After careful inspection of your machine and ensuring everything is secure and in good working condition, you can now begin prepping your machine for use.

  • First add oil, coolant, DEF or grease as necessary
  • In areas that are particularly hard hit by cold, harsh winters, it is good to check all grease points to ensure they are taking the grease and are well-lubricated
  • To pre-lubricate the engine bearings, crank the engine for 10 to 15 seconds with the emergency switch turned on to prevent the engine from starting
  • Pause for 30 seconds and repeat the procedure one additional time

Following this, you can now start the engine. Allow the engine to idle for approximately 15 minutes in a well-ventilated area and check for the following:

  • Fluid leaks (fuel, engine oil, coolant and hydraulic oil)
  • Proper oil pressure and engine temperature
  • Battery voltage to ensure proper operation of the charging system
  • Proper operation of all the indicators and/or gauges

At this point, it is good to shut off the engine and do one more walkaround to inspect for any evidence of leaks that you may not have caught initially.

Machines Utilized During Winter

Some operators use their machines year round, and in particularly harsh climates, one step is crucial before spring to ensure it is ready: checking the oil.

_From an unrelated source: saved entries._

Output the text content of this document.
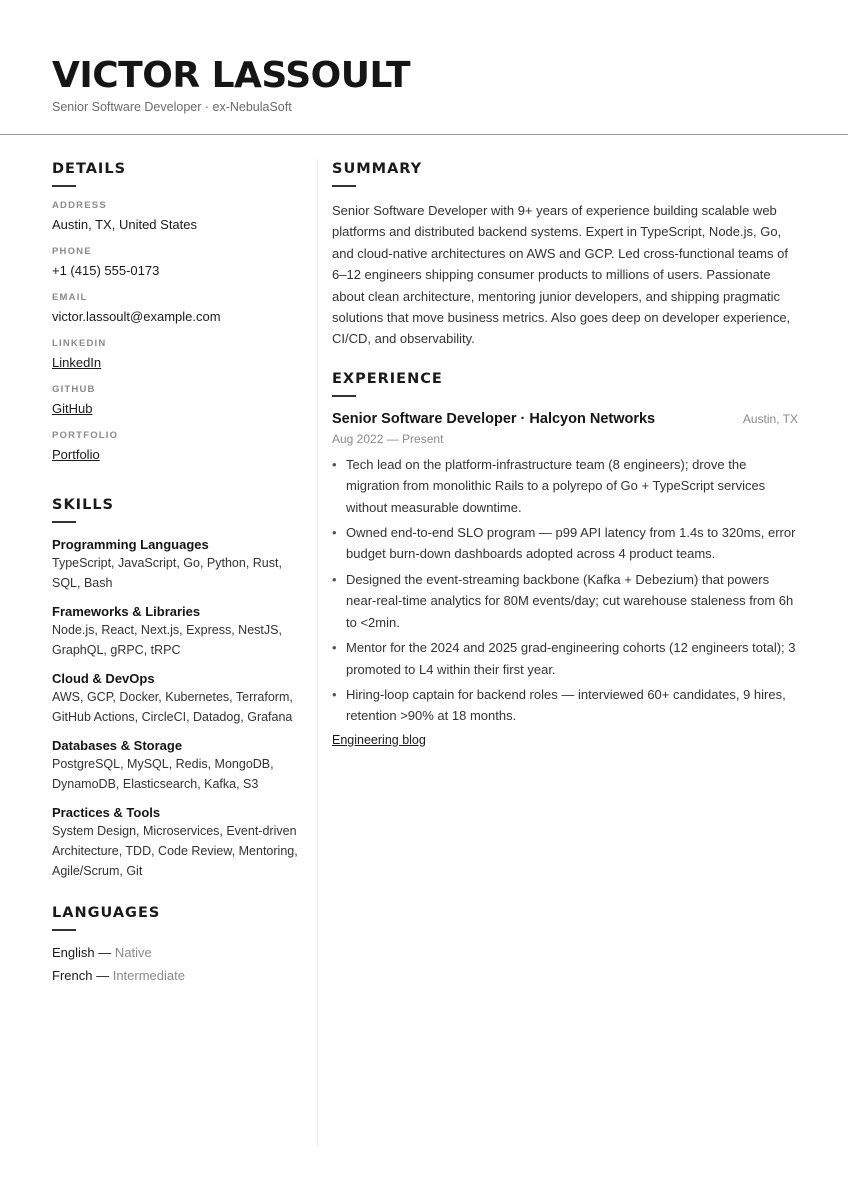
VICTOR LASSOULT
Senior Software Developer · ex-NebulaSoft
DETAILS
ADDRESS
Austin, TX, United States
PHONE
+1 (415) 555-0173
EMAIL
victor.lassoult@example.com
LINKEDIN
LinkedIn
GITHUB
GitHub
PORTFOLIO
Portfolio
SKILLS
Programming Languages
TypeScript, JavaScript, Go, Python, Rust, SQL, Bash
Frameworks & Libraries
Node.js, React, Next.js, Express, NestJS, GraphQL, gRPC, tRPC
Cloud & DevOps
AWS, GCP, Docker, Kubernetes, Terraform, GitHub Actions, CircleCI, Datadog, Grafana
Databases & Storage
PostgreSQL, MySQL, Redis, MongoDB, DynamoDB, Elasticsearch, Kafka, S3
Practices & Tools
System Design, Microservices, Event-driven Architecture, TDD, Code Review, Mentoring, Agile/Scrum, Git
LANGUAGES
English — Native
French — Intermediate
SUMMARY

Senior Software Developer with 9+ years of experience building scalable web platforms and distributed backend systems. Expert in TypeScript, Node.js, Go, and cloud-native architectures on AWS and GCP. Led cross-functional teams of 6–12 engineers shipping consumer products to millions of users. Passionate about clean architecture, mentoring junior developers, and shipping pragmatic solutions that move business metrics. Also goes deep on developer experience, CI/CD, and observability.

EXPERIENCE
Senior Software Developer · Halcyon Networks	Austin, TX
Aug 2022 — Present
• Tech lead on the platform-infrastructure team (8 engineers); drove the migration from monolithic Rails to a polyrepo of Go + TypeScript services without measurable downtime.
• Owned end-to-end SLO program — p99 API latency from 1.4s to 320ms, error budget burn-down dashboards adopted across 4 product teams.
• Designed the event-streaming backbone (Kafka + Debezium) that powers near-real-time analytics for 80M events/day; cut warehouse staleness from 6h to <2min.
• Mentor for the 2024 and 2025 grad-engineering cohorts (12 engineers total); 3 promoted to L4 within their first year.
• Hiring-loop captain for backend roles — interviewed 60+ candidates, 9 hires, retention >90% at 18 months.
Engineering blog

The viscosity of the oil may have been lowered for the cold ambient temperatures. If this was the case, when temperatures begin to warm up above freezing, this oil should be drained and replaced with the proper viscosity oil for the current conditions. This information can be found in the manufacturer’s operator’s manual.

Storing and restoring your machine is a process, but by taking care of your investment, it will lead to greater uptime, maximizing profitability. Simply put, that is good for your bottom line.

Ron Snyder is the national service and warranty manager at Takeuchi-US. Kevin Barclay is a regional service manager at Takeuchi-US.